Джейк почти побежал прочь, но вдруг остановился и повернул к этому дому. Крадучись он вошел в подъезд и, озираясь, стал подниматься по лестнице. Из-под ног сыпалось. Первый этаж превратился в сплошную кучу мусора и обломков, и оттуда несло так, что искатель приключений остановился и попробовал рассмотреть подошвы.
– Есть здесь кто-нибудь?
Д. Э. подождал, прислушиваясь. Никто не ответил. В узком, застланном грязным ковром коридоре пахло дымом, сортиром и штукатуркой. Откуда-то слышался женский голос: не то пели, не то плакали. Комнат было штук десять – все темные, пустые. В одной, нараспашку, валялась на боку растерзанная кровать. Под потолком неясно желтела лампа в бумажном абажуре.

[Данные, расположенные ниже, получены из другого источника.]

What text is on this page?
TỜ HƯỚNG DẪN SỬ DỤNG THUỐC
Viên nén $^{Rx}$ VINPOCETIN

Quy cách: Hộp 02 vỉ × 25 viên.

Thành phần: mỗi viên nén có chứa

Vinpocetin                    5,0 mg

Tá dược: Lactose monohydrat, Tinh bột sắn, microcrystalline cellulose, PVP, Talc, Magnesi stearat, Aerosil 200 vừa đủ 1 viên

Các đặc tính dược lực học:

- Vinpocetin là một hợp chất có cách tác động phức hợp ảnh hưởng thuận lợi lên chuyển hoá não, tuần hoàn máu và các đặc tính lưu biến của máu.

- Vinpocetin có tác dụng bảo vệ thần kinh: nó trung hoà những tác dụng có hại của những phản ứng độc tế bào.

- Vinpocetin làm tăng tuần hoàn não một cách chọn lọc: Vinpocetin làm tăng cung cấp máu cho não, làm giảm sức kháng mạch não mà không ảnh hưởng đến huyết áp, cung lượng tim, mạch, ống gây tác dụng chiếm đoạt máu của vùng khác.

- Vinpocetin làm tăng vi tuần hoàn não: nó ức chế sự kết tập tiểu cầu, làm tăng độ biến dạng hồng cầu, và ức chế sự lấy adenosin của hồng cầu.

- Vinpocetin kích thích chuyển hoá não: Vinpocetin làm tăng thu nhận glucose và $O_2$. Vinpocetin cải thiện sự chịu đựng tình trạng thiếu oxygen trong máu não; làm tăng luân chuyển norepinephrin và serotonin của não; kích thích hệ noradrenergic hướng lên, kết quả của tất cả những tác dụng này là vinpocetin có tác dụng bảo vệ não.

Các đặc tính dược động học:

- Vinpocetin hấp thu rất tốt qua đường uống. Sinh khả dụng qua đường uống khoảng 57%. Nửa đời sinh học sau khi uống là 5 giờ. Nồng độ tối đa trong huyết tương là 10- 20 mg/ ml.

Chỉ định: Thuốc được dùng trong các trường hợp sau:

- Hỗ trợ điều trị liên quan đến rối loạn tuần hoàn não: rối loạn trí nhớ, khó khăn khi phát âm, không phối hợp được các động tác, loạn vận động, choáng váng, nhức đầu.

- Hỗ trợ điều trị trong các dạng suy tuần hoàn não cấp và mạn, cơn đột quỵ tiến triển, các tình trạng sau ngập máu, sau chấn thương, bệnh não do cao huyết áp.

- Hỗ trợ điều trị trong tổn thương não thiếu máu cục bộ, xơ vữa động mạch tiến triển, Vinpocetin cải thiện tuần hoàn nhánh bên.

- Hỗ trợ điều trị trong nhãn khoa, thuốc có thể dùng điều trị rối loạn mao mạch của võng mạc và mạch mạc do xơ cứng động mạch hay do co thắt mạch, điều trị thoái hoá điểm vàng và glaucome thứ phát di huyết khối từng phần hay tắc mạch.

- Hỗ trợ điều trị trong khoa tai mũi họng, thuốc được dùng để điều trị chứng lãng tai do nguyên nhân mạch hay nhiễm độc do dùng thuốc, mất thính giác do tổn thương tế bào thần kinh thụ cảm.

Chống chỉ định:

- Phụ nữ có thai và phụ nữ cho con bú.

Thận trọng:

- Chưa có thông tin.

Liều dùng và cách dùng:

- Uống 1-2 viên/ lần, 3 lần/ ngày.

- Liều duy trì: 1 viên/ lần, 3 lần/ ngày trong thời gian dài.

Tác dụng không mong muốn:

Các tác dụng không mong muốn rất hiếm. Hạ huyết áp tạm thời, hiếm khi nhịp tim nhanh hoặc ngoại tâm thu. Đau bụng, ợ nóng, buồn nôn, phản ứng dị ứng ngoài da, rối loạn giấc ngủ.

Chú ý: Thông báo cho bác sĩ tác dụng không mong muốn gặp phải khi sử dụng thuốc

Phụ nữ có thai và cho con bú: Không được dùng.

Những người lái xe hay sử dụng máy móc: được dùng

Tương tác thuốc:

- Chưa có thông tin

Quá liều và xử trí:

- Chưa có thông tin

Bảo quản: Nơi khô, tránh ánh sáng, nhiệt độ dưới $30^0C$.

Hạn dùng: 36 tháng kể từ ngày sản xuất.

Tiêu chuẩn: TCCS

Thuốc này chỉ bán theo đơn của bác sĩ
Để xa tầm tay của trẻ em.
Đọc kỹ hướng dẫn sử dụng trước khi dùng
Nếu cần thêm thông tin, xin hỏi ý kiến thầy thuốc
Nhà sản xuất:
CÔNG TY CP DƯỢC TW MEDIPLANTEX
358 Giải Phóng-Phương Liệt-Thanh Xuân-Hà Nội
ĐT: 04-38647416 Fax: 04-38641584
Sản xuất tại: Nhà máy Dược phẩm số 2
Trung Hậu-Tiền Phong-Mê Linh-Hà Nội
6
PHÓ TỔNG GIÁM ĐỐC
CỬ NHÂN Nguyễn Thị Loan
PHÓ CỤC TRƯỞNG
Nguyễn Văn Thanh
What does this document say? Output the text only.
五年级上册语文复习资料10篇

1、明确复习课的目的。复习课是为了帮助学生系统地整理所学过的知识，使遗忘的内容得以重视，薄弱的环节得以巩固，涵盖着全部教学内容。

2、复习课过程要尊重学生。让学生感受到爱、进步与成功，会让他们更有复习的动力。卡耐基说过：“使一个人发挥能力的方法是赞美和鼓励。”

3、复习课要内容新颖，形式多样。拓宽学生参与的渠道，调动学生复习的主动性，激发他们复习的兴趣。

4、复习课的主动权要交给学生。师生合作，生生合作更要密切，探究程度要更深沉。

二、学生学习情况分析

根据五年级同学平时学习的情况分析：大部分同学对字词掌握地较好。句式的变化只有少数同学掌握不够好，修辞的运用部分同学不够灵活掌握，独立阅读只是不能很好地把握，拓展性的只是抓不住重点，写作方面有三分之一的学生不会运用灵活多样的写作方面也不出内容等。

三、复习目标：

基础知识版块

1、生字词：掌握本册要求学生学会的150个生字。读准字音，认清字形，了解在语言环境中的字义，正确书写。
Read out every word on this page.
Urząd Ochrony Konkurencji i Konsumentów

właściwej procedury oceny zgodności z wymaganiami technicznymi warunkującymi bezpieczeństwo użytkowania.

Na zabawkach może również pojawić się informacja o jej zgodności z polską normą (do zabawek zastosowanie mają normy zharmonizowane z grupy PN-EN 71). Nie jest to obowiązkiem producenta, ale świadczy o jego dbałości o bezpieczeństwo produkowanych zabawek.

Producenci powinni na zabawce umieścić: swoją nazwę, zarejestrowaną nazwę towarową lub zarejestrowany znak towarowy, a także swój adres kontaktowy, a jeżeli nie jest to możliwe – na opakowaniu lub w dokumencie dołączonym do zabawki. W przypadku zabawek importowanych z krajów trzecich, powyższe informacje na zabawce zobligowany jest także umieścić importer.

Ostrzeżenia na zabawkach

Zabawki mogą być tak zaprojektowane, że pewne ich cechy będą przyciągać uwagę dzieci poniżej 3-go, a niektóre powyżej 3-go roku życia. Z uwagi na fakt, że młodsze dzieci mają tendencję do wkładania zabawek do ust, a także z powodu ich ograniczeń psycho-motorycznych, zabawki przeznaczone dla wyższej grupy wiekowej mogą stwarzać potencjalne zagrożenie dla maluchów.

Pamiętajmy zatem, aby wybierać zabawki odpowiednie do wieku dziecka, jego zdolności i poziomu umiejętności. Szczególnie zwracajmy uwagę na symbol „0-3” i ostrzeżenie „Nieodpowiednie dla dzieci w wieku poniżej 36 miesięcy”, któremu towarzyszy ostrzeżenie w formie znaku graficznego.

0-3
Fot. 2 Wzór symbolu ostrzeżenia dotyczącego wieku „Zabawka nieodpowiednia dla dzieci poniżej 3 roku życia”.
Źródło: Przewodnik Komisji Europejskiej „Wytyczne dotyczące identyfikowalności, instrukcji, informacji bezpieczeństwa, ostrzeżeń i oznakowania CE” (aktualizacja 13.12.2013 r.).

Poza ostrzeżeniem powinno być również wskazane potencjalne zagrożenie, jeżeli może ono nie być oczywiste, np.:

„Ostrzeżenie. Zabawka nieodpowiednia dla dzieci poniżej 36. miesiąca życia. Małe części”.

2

Следующая дверь была приоткрыта: там и горел свет. При свете керосинки напевала себе под нос девчонка. Д. Э. ахнул, поперхнулся, зажал рот ладонью. Пока приходил в себя, девица закончила возиться с завязками панталон, нацепила рубашку и теперь пристегивала, стоя перед трюмо, чулок. На кресле валялся корсет. Платье висело на спинке стула. Рядом стояла пара туфель. Но тут, как будто спохватившись, она быстро впрыгнула в туфли и в одной рубашке выскользнула из комнаты, – казалось, не заметив отпрянувшего Джейка. Он осторожно просочился внутрь.
Небогато тут у нее. Мебели для такого большого помещения недостает, ремонт явно делали давно. Бар большой, а бутылок мало, напитков в них меньше половины, кое-где и совсем чуть-чуть. На стойке валяются три толстых деревянных брелока с ключами. Хостел. Нет худа без добра. По крайней мере, сегодня.
Девицы не было долго. Федор раз десять оценил обстановку, подивился запустению. Ушибленное колено болело так, что он, скрючившись, обхватил его руками.
– Эй?
«Мисс Караганда», как успел окрестить про себя девицу Федор, стояла прямо перед ним и перебрасывала с руки на руку пакет со льдом.
– Я так не смогу тебе помочь. Джинсы узкие. Снимай.
– Оу, – пробормотал Федор.
– Ничего смешного. – Лак на ее ногтях был в шахматную клетку. – Я сказала, штаны снимай.
Он нерешительно поднялся.
– А если кто-нибудь войдет?
– Увидит тебя в трусах.
Федор плюнул и стал вылезать из джинсов.
– За комнату пятнадцать штук. Устроит? – Девушка нетерпеливо жонглировала пакетом.
Федор стянул джинсы на щиколотки, опустился в кресло и прижал к колену пакет. Копать-колотить, как распухло!
– Вай-фай тут у вас есть? Дай пароль. – Федор быстро вбил в поиск «комната, Фили» и еще раз прошелся по объявлениям.
– Окей, – неохотно сказал он. – Договорились. Давай ключи.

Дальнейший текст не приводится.